SUMENEP, RANGKUMAN – Bagi sebagian orang, LBH Achmad Madani Putra dan Rekan-rekan hanyalah sebuah kantor hukum di ujung timur Madura.
Tapi bagi buruh pabrik yang upahnya dipotong sepihak, bagi nelayan yang perahunya ditahan aparat, atau bagi petani yang sawahnya hendak digusur, kantor ini adalah garis pertahanan terakhir.
Di meja kayu yang penuh tumpukan berkas, Kamarullah, sang Ketua Umum, pernah menyusun strategi untuk menghentikan buldoser yang hendak meratakan rumah seorang ibu di pinggiran kota.
Ia tidak hanya membawa kasus itu ke pengadilan, tetapi juga mengorganisir warga, mengajarkan mereka cara menulis surat keberatan, dan memimpin aksi damai di balai kota.
“Kalau hanya menang di pengadilan tanpa membuat rakyat berani bersuara, itu bukan kemenangan penuh,” kata pria yang akrab disapa Mas Kama.
Sejak berdiri, LBH ini telah menangani ratusan kasus, dari perkara perdata hingga kriminal yang melibatkan rakyat kecil.
Setiap kasus selalu menjadi ruang belajar bersama tentang bagaimana pasal-pasal bisa menjadi senjata, dan bagaimana solidaritas bisa menguatkan.
Dampaknya mulai terasa.

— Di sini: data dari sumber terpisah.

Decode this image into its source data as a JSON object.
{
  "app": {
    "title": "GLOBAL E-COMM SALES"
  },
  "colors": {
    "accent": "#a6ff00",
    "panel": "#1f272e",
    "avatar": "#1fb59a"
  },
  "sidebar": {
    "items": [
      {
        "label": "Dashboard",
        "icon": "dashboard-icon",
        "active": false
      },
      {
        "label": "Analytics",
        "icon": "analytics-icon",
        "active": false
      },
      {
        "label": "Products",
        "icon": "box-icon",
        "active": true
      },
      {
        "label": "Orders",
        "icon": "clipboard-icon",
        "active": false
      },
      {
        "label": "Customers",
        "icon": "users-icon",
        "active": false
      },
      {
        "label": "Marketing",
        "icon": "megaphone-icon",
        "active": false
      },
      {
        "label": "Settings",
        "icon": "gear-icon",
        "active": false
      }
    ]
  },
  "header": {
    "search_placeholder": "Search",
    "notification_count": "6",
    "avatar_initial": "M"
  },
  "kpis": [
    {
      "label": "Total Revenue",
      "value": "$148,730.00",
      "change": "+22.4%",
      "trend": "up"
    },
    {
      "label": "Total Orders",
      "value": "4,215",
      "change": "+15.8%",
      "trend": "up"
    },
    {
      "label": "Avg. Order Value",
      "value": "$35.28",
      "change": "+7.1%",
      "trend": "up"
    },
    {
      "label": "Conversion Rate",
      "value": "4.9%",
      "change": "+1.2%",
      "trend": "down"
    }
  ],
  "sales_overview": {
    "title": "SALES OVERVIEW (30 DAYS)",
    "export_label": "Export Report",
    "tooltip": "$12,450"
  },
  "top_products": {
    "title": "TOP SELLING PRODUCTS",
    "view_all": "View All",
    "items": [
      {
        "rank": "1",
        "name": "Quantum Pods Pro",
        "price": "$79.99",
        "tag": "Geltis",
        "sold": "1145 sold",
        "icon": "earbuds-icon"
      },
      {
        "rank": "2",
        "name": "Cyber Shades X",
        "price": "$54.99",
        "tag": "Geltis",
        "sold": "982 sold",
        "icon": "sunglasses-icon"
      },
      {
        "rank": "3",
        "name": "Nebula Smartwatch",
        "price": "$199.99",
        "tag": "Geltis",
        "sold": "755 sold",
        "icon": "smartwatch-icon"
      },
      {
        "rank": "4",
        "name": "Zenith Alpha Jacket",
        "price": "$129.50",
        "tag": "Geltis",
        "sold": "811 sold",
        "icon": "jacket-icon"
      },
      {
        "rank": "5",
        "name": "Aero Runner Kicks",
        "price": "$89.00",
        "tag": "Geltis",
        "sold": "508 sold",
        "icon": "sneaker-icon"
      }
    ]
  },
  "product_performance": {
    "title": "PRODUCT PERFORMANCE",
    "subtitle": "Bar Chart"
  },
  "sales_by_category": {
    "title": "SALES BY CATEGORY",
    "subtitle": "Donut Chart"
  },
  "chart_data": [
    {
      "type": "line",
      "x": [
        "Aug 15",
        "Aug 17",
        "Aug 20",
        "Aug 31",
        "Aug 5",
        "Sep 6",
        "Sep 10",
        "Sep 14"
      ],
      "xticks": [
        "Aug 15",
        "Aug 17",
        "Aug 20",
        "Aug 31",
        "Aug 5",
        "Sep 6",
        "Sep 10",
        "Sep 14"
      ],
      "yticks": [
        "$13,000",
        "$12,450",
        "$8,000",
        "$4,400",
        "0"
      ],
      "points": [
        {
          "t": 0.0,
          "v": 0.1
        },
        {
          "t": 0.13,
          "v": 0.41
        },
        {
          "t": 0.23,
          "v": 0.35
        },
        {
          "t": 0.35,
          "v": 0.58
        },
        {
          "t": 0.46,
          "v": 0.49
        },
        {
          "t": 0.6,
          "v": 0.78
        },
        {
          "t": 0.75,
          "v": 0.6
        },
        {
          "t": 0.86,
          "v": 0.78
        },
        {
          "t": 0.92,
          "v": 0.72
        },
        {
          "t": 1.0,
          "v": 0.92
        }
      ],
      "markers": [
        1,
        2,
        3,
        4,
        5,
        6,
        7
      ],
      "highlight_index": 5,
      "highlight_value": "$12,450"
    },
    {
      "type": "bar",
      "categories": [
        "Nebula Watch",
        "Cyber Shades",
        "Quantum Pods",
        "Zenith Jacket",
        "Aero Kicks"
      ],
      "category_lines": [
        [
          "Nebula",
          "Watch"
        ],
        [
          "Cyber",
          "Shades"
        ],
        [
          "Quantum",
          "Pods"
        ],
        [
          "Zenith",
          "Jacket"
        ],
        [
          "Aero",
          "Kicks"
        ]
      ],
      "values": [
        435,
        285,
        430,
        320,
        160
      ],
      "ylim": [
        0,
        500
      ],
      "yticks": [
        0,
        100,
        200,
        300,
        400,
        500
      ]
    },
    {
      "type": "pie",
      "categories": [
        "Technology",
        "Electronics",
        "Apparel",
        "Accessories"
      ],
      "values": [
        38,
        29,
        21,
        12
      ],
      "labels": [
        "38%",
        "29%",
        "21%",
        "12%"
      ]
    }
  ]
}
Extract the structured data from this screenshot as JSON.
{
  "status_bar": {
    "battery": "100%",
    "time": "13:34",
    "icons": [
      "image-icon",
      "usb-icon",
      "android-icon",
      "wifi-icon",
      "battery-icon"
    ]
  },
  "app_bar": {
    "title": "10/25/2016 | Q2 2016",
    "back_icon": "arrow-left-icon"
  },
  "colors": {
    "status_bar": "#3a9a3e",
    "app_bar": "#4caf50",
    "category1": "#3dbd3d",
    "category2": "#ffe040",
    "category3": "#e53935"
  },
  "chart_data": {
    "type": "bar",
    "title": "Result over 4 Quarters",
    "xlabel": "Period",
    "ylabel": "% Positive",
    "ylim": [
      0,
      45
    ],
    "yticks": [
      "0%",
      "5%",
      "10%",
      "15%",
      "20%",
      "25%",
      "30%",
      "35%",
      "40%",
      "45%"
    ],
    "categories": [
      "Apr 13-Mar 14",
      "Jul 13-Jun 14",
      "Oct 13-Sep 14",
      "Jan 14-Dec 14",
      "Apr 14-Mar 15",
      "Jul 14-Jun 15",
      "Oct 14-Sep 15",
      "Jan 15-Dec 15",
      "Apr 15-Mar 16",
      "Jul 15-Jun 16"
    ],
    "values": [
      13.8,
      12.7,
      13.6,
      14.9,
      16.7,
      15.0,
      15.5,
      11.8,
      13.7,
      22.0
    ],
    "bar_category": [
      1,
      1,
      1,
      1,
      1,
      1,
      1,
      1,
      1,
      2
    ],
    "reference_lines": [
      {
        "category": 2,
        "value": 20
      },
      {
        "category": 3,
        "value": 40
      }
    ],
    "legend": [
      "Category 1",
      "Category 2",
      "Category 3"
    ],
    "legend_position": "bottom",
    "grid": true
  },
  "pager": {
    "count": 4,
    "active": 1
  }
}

Buruh kini berani menuntut kontrak kerja yang adil. Petani tak lagi pasrah saat tanahnya diincar proyek besar. Nelayan tahu prosedur hukum jika alat tangkap mereka disita.
LBH Achmad Madani Putra telah menjadi lebih dari sekadar kantor advokat. Ia adalah ruang perlawanan, sekolah kesadaran, dan rumah bagi mereka yang selama ini dianggap tak punya suara.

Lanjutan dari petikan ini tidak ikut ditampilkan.